21. Anayasa Mahkemesinin Mehmet Şerif Ay (B. No: 2012/1181, 17/9/2013) kararında belirtilen ilkeler dikkate alınarak geçimini önemli ölçüde güçleştirmeksizin yargılama giderlerini ödeme gücünden yoksun olduğu anlaşılan ve yabancı olan başvurucunun açıkça dayanaktan yoksun olmayan adli yardım talebinin kabulüne karar verilmesi gerekir.

2. Kabul Edilebilirlik Yönünden

22. Anayasa Mahkemesi, olayların başvurucu tarafından yapılan hukuki nitelendirmesi ile bağlı olmayıp olay ve olguların hukuki tavsifini kendisi takdir eder (Tahir Canan, B. No: 2012/969, 18/9/2013, § 16). Başvurucu, verilen karar sebebiyle aile hayatına saygı hakkının ihlal edildiğini ileri sürmüş ise de Türkiye'de bulundukları bilgisi dışında eş ve çocukları hakkında herhangi bir bilgi sunmadığı ve buna ilişkin iddiaları Mahkemede dile getirmediği anlaşıldığından bu kapsamda bir değerlendirme yapılmamıştır.
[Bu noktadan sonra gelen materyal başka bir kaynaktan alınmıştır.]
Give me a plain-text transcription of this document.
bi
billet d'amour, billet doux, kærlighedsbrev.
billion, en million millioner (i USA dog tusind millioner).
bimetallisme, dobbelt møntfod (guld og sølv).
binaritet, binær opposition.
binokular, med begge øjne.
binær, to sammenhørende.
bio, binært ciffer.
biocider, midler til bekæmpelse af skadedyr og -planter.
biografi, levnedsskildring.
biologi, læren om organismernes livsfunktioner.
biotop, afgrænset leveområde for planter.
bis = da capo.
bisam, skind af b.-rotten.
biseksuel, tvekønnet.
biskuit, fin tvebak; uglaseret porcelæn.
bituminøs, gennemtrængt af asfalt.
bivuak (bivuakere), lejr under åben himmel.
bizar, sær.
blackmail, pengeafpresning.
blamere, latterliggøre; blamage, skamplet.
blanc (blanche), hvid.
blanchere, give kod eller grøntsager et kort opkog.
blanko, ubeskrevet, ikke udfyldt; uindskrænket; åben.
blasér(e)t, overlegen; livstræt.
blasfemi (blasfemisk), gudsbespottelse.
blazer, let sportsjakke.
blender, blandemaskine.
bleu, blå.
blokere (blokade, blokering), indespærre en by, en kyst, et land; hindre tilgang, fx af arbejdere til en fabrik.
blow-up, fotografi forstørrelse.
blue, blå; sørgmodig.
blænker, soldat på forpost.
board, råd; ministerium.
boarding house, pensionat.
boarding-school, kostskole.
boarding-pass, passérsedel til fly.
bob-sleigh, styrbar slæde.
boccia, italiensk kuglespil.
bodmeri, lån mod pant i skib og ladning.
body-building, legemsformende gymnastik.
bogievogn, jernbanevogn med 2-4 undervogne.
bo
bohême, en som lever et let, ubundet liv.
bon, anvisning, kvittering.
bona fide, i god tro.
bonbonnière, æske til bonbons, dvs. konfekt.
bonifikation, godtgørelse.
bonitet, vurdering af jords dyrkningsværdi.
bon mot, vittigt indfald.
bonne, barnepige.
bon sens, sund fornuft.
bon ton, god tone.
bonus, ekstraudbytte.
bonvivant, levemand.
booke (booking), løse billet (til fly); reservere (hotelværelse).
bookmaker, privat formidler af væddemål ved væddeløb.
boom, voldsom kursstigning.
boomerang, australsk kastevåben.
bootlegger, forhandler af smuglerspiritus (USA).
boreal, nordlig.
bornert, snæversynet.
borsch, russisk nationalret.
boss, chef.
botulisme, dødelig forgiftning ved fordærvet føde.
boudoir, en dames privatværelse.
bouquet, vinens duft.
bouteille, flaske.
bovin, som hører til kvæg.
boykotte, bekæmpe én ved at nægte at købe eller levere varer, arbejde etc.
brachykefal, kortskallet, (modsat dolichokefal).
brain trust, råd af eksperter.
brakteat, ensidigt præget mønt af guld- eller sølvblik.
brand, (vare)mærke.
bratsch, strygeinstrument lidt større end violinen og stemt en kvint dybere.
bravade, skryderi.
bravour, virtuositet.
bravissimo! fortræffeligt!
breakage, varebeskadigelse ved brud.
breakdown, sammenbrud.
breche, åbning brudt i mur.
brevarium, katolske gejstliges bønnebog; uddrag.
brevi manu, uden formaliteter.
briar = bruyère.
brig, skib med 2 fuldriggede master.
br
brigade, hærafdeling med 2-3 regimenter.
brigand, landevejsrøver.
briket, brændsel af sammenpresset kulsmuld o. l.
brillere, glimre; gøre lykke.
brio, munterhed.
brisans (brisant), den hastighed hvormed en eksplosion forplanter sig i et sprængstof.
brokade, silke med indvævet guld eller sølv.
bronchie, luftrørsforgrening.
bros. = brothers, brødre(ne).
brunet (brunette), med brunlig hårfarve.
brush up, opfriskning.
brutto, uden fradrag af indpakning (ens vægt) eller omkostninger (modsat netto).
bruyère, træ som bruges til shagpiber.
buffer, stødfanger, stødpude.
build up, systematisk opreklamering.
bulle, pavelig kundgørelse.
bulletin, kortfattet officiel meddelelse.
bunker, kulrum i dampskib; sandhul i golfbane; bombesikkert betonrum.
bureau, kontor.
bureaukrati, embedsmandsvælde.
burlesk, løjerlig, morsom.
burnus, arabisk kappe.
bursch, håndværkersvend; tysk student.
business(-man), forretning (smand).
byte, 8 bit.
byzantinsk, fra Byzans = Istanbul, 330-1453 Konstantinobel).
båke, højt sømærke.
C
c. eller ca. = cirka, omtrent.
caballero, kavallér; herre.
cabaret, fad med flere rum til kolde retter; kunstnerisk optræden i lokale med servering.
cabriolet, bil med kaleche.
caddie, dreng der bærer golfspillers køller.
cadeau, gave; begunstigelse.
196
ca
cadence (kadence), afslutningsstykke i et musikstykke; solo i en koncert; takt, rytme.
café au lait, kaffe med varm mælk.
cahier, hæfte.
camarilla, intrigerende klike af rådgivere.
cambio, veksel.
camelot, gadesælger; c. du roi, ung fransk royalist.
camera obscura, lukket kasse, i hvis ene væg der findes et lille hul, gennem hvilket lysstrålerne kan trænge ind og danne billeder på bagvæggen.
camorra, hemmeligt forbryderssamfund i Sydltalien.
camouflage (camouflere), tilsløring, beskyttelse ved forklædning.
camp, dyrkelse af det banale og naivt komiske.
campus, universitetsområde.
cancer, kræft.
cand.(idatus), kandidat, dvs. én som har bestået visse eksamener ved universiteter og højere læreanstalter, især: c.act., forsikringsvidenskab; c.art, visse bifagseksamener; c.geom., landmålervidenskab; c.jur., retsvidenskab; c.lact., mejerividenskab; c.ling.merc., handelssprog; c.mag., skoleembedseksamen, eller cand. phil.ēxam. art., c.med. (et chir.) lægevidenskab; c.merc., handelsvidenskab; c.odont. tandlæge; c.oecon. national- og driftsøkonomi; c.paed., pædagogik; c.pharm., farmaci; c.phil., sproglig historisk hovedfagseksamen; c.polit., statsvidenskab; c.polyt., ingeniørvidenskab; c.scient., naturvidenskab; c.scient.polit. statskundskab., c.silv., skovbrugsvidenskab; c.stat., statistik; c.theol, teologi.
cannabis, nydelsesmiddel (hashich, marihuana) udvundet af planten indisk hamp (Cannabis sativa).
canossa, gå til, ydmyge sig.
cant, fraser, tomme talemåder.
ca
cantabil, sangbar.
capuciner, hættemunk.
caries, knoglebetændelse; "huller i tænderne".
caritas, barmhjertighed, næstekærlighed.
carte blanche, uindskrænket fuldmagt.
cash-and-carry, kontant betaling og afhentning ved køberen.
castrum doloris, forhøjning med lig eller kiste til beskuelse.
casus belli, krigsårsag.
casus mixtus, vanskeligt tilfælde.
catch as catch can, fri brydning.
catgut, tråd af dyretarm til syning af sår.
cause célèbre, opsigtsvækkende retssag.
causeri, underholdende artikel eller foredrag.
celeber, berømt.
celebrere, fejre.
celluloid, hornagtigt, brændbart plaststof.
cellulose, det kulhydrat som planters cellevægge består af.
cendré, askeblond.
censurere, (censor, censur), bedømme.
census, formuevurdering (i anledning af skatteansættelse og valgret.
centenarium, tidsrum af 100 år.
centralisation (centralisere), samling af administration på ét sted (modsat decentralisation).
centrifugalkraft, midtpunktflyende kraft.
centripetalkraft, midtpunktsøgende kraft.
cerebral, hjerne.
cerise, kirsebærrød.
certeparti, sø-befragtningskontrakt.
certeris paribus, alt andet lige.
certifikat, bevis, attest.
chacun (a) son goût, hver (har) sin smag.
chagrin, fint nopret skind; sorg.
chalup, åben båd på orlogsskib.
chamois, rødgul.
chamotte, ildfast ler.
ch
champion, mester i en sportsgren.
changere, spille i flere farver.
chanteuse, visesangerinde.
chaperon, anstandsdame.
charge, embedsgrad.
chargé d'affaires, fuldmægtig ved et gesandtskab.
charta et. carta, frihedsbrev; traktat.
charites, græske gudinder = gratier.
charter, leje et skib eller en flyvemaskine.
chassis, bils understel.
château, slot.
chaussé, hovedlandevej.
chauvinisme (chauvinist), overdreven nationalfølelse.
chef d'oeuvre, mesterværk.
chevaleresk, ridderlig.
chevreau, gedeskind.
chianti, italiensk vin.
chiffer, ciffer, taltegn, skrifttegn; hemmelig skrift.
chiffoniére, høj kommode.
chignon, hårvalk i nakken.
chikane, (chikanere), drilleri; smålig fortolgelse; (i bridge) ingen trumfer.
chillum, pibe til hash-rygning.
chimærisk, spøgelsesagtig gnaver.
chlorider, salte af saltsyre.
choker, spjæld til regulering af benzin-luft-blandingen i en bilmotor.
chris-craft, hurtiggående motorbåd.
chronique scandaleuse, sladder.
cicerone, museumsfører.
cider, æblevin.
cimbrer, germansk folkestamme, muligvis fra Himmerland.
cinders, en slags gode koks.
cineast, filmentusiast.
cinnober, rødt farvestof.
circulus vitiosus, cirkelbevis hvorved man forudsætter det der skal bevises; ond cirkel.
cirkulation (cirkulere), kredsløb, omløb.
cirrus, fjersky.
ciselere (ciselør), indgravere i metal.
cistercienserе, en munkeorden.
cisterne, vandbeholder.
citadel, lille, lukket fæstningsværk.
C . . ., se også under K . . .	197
Başvurucunun sınır dışı edilmesi hâlinde öldürülebileceğine ya da kötü muameleye maruz kalabileceğine, Mahkemece verilen kararın gerekçesinin yetersiz ve hatalı olduğuna ilişkin iddiaları ve diğer şikâyetleri kötü muamele yasağı kapsamında değerlendirilmiştir.

23. Ülkesindeki kolluk güçleri tarafından birçok kez gözaltına alınıp işkence gördüğünü ve yurt dışına çıktıktan sonra da kamu makamları tarafından arandığını iddia eden başvurucu, sınır dışı edildiği takdirde kötü muameleye maruz kalabileceğinin Mahkeme tarafından değerlendirilmediğini ileri sürmüştür.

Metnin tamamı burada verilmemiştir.